Claude Code Ultraplan — Research Findings (April 2026)
Status: Research-only. No implementation committed. Findings inform Vox DEI orchestrator and planning mode development. Author: AI research synthesis (Antigravity) Date: 2026-04-08
1. What Is Ultraplan?
Claude Code Ultraplan (GA'd in early April 2026, requiring v2.1.91+) is a planning-mode variant that offloads the heavy planning step from the user's local terminal to a dedicated remote Cloud Container Runtime (CCR) session managed by Anthropic. It is not a separate product — it is a modality within the Claude Code agentic harness activated by /ultraplan, a keyword trigger, or by converting an in-progress local plan.
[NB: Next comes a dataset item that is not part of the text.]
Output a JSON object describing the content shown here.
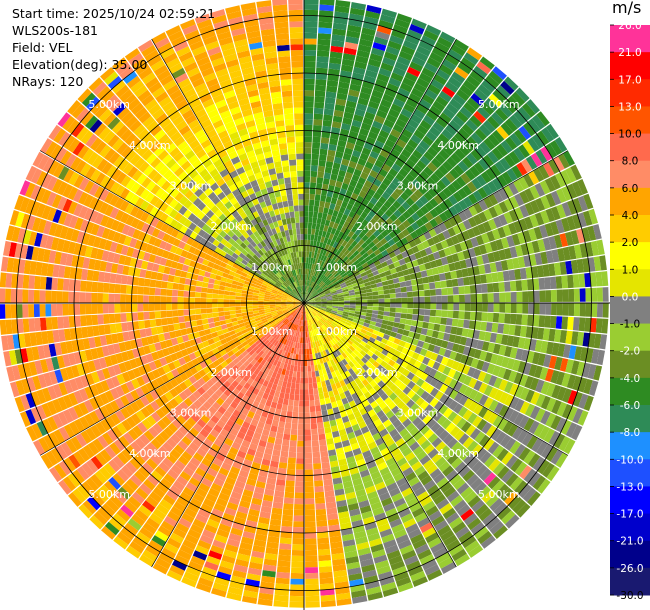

The core design thesis is that planning is the hardest part of agentic work, and it should not be blocked on local resources, terminal occupancy, or context-window size. Planning deserves its own compute budget, asynchronous lifecycle, and richer review surface.
2. Architecture
2.1 Harness Split Model
Claude Code is best described as an "agent harness": a local shell runtime that wraps an LLM with tools (file reads, shell exec, MCP), a memory system, and a permission model. Ultraplan splits this harness:
Local Terminal (client) Remote CCR Session
─────────────────────────── ──────────────────────────────
CLI shell / REPL Anthropic cloud container
Polling for status (~3s) ◄──────► Multi-agent orchestrator
"Teleport" receiver Opus 4.6 model
File system access .ultraplan/ state directory
GitHub repo push/pull GitHub clone (read-only snap)
The local terminal becomes a thin polling client; the full agentic loop (context assembly → planning → critique → finalization) runs in the cloud container.
2.2 Multi-Agent Orchestration (Explore → Synthesize → Critique)
Ultraplan's cloud session runs a three-phase multi-agent pipeline:
Phase 1 — Parallel Exploration Multiple specialized sub-agents are spawned concurrently, each investigating a different dimension:
ArchAgent: existing codebase structure and design patternsRiskAgent: regression surfaces, risky dependency chains, edge casesFileAgent: concrete file-level modification scopeDepsAgent: downstream consumers, cross-crate or cross-module relationships
Phase 2 — Synthesis
A central planner model aggregates findings from the exploration agents into a unified UltraPlan structure. This is the equivalent of Vox's VoxPlan — a task DAG with assumptions, file-level steps, and risk annotations.
Phase 3 — Critique and Refinement A dedicated critique agent (a second LLM pass) reviews the synthesized plan for:
- Logical gaps and missing steps
- Architecture violations (e.g., methods that don't exist being called)
- Risk under-reporting
- Unnecessary complexity (over-scaffolding)
If issues are found, the critique triggers targeted revisions before the plan is delivered. There is no human-in-the-loop during this critique phase.
2.3 Context and Memory
Ultraplan uses a three-layer context compression strategy to manage the context window during long planning sessions:
| Layer | Mechanism | Triggers When |
|---|---|---|
| Micro-compact | Inline token reduction of recent turns | Rolling context approaches 70% capacity |
| Auto-compact | Aggressive summarization of full transcript | Full context window pressure |
| Transcript management | Snapshot serialization to .ultraplan/ dir | Session handoff and resume |
The file-based memory system (memory.md / .ultraplan/) is used as a persistent anchor so cloud planning sessions don't need to re-derive project context from scratch on every invocation.
2.4 The Teleport Mechanism
When a plan is finalized and approved in the browser UI (claude.ai/code), the plan is serialized and returned to the local CLI via a sentinel value internally named __ULTRAPLAN_TELEPORT_LOCAL__. The local Claude Code session detects this sentinel, deserializes the plan, and can either:
- Execute locally: inject plan steps into the local agentic loop
- Execute remotely: trigger a PR-generation pipeline in the cloud container
2.5 A/B Planning Depth Variants
Ultraplan does not always execute the deep multi-agent path. There are at least two internal planning variants, assigned based on task complexity detection and A/B experimentation:
- "Simple Plan": Linear outline with file-level notes. No critique phase. Faster (~2 min).
- "Deep Plan": Full explore-synthesize-critique pipeline. Up to 30 min of compute. Multi-section architecture with risk analysis.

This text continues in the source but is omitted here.